Hampidjan completes Indian acquisition, accelerates manufacturing out of Norway
Hampiðjan's acquisition of a 75.1 per cent stake in the Indian net and rope manufacturer Kohinoor has now been fully completed.
The company said the settlement aligned closely with the original expectations, and the payment amounted to €21.7 million, which has been received by the seller’s bank.
The acquisition agreements include two performance-based targets that could result in additional payments to the sellers if met. If EBITDA reaches €4.45 million in the financial year 2024–25, which ended on March 31, then an additional payment of €2.07 million will be triggered.
The corresponding target for the 2025–26 financial year, ending March 31 of next year, is an EBITDA of €5.52 million, with the same €2.07 million in additional payment attached.
If the target for the previous year is not met but the combined EBITDA over the two financial years exceeds the sum of the two targets, then the full additional payment will still be made for both years.
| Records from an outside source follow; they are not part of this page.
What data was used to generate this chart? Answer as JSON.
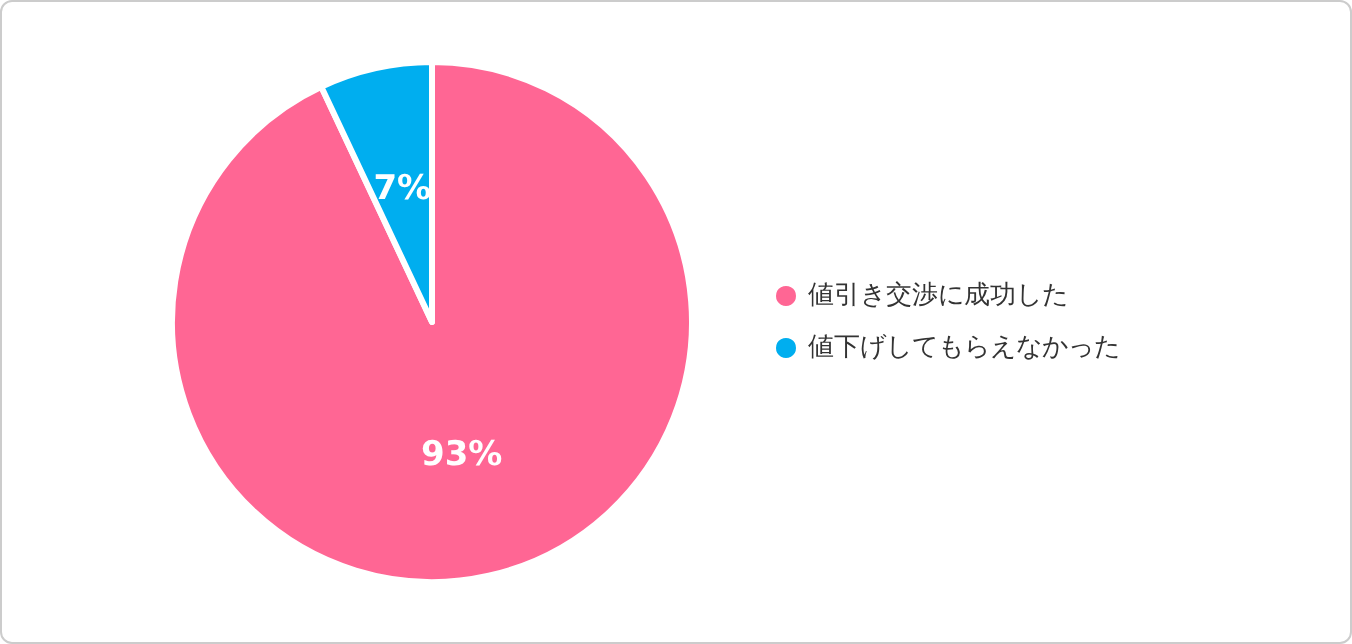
{
  "chart_data": {
    "type": "pie",
    "categories": [
      "値引き交渉に成功した",
      "値下げしてもらえなかった"
    ],
    "values": [
      93,
      7
    ],
    "colors": [
      "#ff6694",
      "#00aeef"
    ],
    "value_labels": [
      "93%",
      "7%"
    ],
    "legend": "right"
  }
}
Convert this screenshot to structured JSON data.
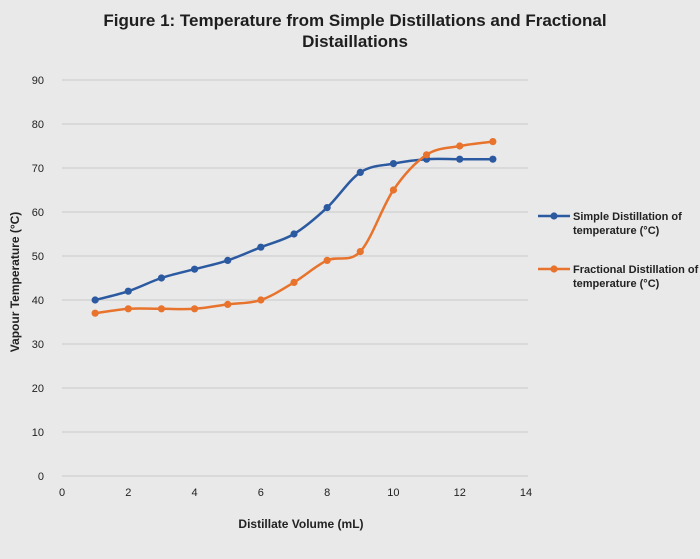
{
  "chart_data": {
    "type": "line",
    "title_line1": "Figure 1: Temperature from Simple Distillations and Fractional",
    "title_line2": "Distaillations",
    "xlabel": "Distillate Volume (mL)",
    "ylabel": "Vapour Temperature (°C)",
    "xlim": [
      0,
      14
    ],
    "ylim": [
      0,
      90
    ],
    "x_ticks": [
      0,
      2,
      4,
      6,
      8,
      10,
      12,
      14
    ],
    "y_ticks": [
      0,
      10,
      20,
      30,
      40,
      50,
      60,
      70,
      80,
      90
    ],
    "grid": "horizontal",
    "legend_position": "right",
    "series": [
      {
        "name_line1": "Simple Distillation of",
        "name_line2": "temperature (°C)",
        "color": "#2c5aa0",
        "x": [
          1,
          2,
          3,
          4,
          5,
          6,
          7,
          8,
          9,
          10,
          11,
          12,
          13
        ],
        "y": [
          40,
          42,
          45,
          47,
          49,
          52,
          55,
          61,
          69,
          71,
          72,
          72,
          72
        ]
      },
      {
        "name_line1": "Fractional Distillation of",
        "name_line2": "temperature (°C)",
        "color": "#e8732c",
        "x": [
          1,
          2,
          3,
          4,
          5,
          6,
          7,
          8,
          9,
          10,
          11,
          12,
          13
        ],
        "y": [
          37,
          38,
          38,
          38,
          39,
          40,
          44,
          49,
          51,
          65,
          73,
          75,
          76
        ]
      }
    ]
  }
}
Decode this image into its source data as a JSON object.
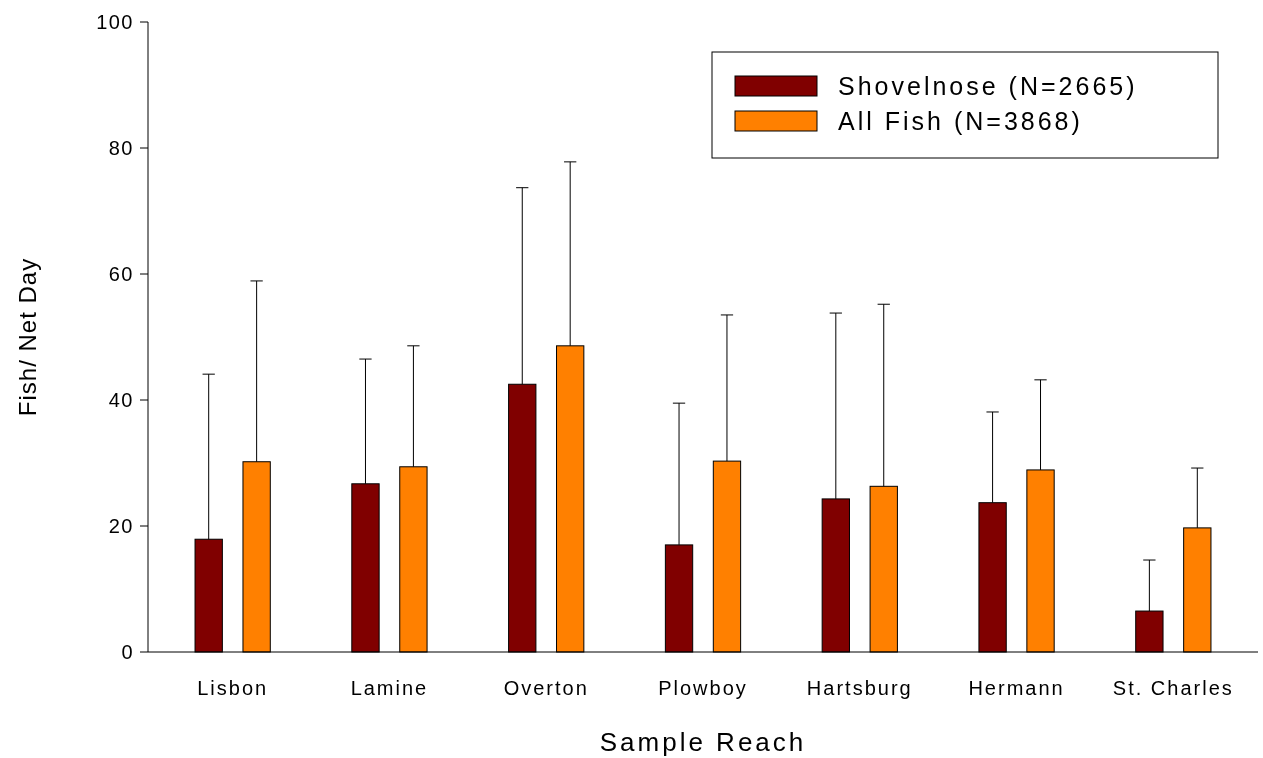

Thus, the total purchase price could reach €25.8 million, provided that the EBITDA of €5.52 million is met.
Kohinoor employs just over 700 people and has three operational sites: two net and rope factories in Selu and a net workshop in Jalna. The current factory buildings cover nearly 60,000 m².
Kohinoor operates in the Maharashtra region, approximately 375 kilometres east of Mumbai.
Efforts are currently underway to acquire land in India for further development, with construction planned to begin this spring and the first phase expected to be completed around the New Year.
Authorities have pledged 12 hectares of land in the Auric industrial zone, about 20 kilometres east of Aurangabad, allowing for the construction of 60–70,000 m² in additional capacity.
Hampiðjan said the initial steps of relocating machinery and production from Lithuania have already begun. The first rope machine is already en route, with another awaiting shipment.
As the peak season for aquaculture cage production and related materials winds down in late summer, four knotless net weaving looms will be moved from Norway to Kohinoor. At the same time, specialised sewing machines and other equipment will be transferred from Poland and Lithuania to India.
Other efficiency improvements include the relocation of braiding machines and super rope production from Mørenot’s factory in Hildre, Norway, to the super rope division of Hampiðjan Baltic, where installation is underway. Hampidjan said this optimisation would take advantage of lower labour costs and better utilisation of equipment that was underused in Norway.
In Denmark, at Mørenot Denmark, staffing has been reduced from twelve to five, with further reductions expected by year-end. Only two international sales managers will remain.
The operations previously located in Denmark will be transferred to Norway, where existing facilities and staff will take over these tasks, requiring only additional warehousing personnel in Søvik, north of Ålesund.